Se trata de un asunto sumamente resbaladizo en donde es difícil moverse sin quedar expuesto a la simplicidad del que lee por encima.

Ser objeto de deseo, que en eso parece parar lo que ha venido en llamarse cosificación, que a la chica la vean guapa y atractiva, son aspectos que siempre han estado latentes en una parte importante del mundo femenino. Esto, que es algo muy general, obviamente tiene en el lenguaje de lo no dicho, pero sí expresado con gestos y modos de vestir, una importancia que llegado el caso, traspasada cierta línea, se puede convertir por sí mismo en un ambiguo guiño al otro, un ofrecerse, un quiero pero… Sin embargo, sin llegar a esa línea roja, lo que nos ofrece la calle, ese ponerse guapa, el modo en que se visten en fiestas y demás, muchas, con querer ser todo lo neutro que quieran (ah, esa libertad de que cada uno puede ir como le dé la gana y que no faltaría más; ah, esa insinuación…), es un lenguaje activo que ciego deberá ser el que no lo entienda. Un lenguaje tan real y que sin embargo de puertas adentro de un juzgado será imposible reconocer porque la hipocresía manda y la sociedad necesita de esa hipocresía para subsistir y esconder bajo la alfombra sus propias contradicciones.
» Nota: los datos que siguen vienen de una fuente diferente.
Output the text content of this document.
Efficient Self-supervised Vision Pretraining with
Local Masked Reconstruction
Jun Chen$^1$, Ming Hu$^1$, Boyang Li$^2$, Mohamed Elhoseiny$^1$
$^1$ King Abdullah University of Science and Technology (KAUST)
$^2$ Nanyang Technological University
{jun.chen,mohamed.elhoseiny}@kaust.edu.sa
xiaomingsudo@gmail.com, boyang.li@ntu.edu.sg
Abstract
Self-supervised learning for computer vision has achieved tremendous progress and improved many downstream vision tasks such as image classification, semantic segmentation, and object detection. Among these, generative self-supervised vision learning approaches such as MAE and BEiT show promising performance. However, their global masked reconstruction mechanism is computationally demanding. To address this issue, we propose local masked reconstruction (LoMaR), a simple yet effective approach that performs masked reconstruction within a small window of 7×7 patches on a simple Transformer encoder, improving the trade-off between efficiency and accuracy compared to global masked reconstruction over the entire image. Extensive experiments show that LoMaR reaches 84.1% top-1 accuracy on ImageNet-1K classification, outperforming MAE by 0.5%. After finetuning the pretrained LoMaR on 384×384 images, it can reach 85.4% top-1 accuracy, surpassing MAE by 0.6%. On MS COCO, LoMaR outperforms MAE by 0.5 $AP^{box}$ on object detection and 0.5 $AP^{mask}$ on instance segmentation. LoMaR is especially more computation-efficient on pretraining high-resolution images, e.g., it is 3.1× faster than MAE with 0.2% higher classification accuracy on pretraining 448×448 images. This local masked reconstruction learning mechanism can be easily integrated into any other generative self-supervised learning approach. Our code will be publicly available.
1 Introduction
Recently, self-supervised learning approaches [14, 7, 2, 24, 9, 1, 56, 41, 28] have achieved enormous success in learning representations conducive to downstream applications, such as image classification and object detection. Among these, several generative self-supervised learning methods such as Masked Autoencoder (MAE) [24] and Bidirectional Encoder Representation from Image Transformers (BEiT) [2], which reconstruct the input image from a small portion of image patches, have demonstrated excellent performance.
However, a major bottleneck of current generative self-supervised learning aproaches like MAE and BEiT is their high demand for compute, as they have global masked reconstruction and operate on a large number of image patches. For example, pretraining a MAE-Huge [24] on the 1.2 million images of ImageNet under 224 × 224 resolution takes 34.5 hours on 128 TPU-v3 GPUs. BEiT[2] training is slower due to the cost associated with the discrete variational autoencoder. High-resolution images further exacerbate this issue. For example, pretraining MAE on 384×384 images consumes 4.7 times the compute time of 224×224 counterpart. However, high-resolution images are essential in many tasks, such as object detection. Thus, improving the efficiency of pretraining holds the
Quien no entienda que un “no” es con frecuencia un ardoroso “sí”, creo que está en las nubes. Lo que no quita evidentemente para que un “no” sea realmente un “no” sin paliativos en la mayoría de las situaciones. Ambas posibilidades entran en el marco de la lógica. Lo que no entra en el marco de la lógica es querer hacer un ejercicio de taxidermia con todos los comportamientos humanos metiéndolos en cajones uno por uno y de ahí marchar al Parlamento para convertirlo en letra de molde del BOE. No creo que haya manera justa y lógica de meter en el cuerpo de la ley cada uno de nuestros comportamientos, porque sabido es que lo que aflora de un iceberg no es propiamente el iceberg sino una mínima parte del mismo. La sociedad, los medios, y por supuesto los jueces, sólo suelen tener en cuenta esa parte del hielo que levanta sobre las aguas del mar. Algo así sucede con los asuntos por los que muchas feministas claman.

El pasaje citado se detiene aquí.